It took two motions to dismiss all five counts against E.A. Renfroe in the Rigsby qui tam case. Apparently, dismissing Count V, allegations of retaliation against the whistle-blowers, does not require consent from the Department of Justice, unlike the Motion to Dismiss Counts I-IV:
Cori and Kerri Rigsby (the “Relators”), by and through their counsel, and, pursuant to Federal Rule of Civil Procedure 41(a)(2), move to voluntarily dismiss Counts I through IV of their Amended Complaint as to E.A. Renfroe & Company, Inc., Gene Renfroe, and Jana Renfroe (the “Renfroe Defendants”)…
The dismissal of these Counts against the Renfroe Defendants is in the best interests of justice and judicial economy. Specifically, Relators and the Renfroe Defendants have mutually agreed and request that (a) the Court, upon the United States’ consent, dismiss with prejudice as to Relators and without prejudice as to the United States all claims against the Renfroe Defendants under 31 U.S.C. § 3729(a), namely Counts I through IV of the Amended Complaint, and (b) the Court order that each party shall bear its own costs and attorneys’ fees.

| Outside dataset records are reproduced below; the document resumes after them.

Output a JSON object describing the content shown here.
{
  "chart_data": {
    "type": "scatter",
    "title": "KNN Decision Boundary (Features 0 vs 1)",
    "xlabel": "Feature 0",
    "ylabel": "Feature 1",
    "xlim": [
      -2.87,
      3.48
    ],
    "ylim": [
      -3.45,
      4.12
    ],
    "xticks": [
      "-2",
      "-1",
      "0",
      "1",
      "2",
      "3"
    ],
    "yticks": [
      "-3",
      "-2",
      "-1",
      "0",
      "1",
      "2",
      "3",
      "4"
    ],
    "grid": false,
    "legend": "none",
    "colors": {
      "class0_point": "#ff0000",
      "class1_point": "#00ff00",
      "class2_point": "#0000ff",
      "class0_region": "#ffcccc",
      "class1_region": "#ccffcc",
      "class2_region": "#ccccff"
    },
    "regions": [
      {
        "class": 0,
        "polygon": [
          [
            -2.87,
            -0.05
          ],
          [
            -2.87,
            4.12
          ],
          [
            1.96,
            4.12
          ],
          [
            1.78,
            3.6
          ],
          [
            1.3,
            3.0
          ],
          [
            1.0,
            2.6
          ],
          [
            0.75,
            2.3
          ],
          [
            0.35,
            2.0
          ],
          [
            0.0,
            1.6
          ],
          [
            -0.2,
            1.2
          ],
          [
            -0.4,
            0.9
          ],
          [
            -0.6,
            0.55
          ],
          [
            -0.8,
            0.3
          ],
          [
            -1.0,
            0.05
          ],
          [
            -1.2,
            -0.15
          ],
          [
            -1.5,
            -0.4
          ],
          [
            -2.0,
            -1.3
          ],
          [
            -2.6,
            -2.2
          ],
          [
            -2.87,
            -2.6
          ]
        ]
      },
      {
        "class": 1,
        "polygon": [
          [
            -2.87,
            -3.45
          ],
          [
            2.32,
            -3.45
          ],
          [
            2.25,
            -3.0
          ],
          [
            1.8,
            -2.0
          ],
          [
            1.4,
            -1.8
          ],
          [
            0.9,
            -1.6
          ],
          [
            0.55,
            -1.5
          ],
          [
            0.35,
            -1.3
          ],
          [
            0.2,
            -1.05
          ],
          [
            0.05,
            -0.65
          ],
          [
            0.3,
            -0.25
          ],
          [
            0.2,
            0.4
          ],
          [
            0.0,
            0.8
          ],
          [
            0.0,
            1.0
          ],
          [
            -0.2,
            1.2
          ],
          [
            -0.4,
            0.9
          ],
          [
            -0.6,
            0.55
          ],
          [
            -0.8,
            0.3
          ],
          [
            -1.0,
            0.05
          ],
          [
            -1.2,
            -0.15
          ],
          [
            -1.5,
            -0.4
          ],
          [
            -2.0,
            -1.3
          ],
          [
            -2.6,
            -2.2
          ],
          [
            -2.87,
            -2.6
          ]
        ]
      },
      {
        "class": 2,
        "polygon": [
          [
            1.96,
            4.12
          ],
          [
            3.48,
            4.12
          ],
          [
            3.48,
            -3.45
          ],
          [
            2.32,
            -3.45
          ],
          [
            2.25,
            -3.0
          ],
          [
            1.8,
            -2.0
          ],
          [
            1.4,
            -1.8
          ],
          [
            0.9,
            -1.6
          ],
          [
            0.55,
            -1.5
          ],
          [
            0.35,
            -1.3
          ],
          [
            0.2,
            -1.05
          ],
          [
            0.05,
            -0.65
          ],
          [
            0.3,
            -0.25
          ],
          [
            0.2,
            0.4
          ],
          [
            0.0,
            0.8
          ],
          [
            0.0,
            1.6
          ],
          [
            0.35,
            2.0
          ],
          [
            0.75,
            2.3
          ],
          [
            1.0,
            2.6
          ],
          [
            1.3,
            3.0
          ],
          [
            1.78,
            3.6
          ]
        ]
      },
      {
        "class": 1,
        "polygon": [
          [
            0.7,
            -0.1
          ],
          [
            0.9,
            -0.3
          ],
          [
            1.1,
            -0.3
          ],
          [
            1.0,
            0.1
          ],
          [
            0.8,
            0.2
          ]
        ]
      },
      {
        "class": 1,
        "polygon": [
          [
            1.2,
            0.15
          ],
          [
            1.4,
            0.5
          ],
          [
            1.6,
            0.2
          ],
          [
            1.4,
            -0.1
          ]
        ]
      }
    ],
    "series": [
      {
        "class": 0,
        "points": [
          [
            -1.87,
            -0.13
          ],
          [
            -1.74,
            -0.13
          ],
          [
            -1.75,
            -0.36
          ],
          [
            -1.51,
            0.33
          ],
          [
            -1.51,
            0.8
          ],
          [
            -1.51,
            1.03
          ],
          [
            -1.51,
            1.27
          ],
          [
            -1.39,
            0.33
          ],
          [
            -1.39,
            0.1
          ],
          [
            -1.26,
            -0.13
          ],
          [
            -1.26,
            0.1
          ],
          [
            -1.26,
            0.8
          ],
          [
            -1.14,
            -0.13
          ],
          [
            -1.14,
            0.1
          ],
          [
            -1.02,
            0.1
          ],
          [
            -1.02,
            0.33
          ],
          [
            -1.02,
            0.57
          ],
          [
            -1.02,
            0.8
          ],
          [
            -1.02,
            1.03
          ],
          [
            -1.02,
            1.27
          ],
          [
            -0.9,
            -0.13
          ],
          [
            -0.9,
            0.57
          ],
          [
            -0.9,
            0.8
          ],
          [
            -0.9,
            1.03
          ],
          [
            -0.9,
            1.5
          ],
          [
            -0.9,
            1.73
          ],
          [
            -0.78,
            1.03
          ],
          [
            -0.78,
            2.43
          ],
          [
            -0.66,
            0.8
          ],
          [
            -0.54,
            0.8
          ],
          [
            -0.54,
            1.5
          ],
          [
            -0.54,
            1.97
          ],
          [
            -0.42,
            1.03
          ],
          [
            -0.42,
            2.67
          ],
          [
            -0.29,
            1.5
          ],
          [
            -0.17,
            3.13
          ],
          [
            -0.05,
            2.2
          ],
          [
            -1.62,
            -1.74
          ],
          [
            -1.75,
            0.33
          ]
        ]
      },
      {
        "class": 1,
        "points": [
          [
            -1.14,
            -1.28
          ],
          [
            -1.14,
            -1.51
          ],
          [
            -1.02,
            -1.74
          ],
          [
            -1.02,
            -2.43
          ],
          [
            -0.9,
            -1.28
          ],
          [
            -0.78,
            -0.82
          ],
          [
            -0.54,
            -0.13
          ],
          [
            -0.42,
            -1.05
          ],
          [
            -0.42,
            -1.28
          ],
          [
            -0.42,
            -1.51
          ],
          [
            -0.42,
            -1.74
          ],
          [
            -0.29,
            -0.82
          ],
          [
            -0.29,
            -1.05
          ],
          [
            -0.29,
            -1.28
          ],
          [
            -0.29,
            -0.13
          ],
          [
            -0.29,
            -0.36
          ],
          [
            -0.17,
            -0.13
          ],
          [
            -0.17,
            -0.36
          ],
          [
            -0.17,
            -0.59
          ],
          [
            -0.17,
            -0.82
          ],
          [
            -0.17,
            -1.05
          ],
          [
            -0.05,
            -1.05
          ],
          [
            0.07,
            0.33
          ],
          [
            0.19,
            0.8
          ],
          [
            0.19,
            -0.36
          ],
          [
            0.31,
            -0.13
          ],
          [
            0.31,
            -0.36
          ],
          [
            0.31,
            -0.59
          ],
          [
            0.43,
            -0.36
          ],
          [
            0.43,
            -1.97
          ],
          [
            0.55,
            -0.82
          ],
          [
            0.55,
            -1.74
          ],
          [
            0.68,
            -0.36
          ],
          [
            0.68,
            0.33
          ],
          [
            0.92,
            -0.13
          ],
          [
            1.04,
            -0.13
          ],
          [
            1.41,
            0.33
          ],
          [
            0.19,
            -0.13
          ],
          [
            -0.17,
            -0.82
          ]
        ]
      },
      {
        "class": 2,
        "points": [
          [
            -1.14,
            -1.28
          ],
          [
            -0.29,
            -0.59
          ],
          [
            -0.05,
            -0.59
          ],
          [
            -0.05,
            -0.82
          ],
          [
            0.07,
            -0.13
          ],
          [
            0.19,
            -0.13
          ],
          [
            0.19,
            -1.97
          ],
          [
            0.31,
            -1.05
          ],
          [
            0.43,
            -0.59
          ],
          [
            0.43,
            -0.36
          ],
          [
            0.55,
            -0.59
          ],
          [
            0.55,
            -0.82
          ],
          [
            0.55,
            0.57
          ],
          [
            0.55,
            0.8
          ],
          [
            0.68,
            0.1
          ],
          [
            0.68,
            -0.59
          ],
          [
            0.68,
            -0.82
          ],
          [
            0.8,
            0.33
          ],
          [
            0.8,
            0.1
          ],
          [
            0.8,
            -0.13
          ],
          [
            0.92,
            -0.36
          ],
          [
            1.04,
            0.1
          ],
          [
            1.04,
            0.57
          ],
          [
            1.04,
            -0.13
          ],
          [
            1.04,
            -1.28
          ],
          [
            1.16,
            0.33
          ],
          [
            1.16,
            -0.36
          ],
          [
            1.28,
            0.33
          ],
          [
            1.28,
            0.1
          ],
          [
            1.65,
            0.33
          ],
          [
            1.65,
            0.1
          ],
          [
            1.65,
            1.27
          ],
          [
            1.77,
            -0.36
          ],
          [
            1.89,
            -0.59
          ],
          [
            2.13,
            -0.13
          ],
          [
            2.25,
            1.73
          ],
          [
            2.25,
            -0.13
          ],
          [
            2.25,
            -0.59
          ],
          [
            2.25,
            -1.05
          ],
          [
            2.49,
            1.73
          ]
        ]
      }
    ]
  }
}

Relators respectfully ask the Court to waive the requirement for a separate memorandum contained in Local Rule 7.2(d), as there are no other arguments or authorities to be set forth.
If granted by Judge Senter and agreed to by the Department of Justice, the dismissal of the Renfroes and their company sends the Rigsby qui tam forward in an even stronger position against the remaining Defendants:
25 more days until the hearing – and the Rigsby sisters are taking care of business.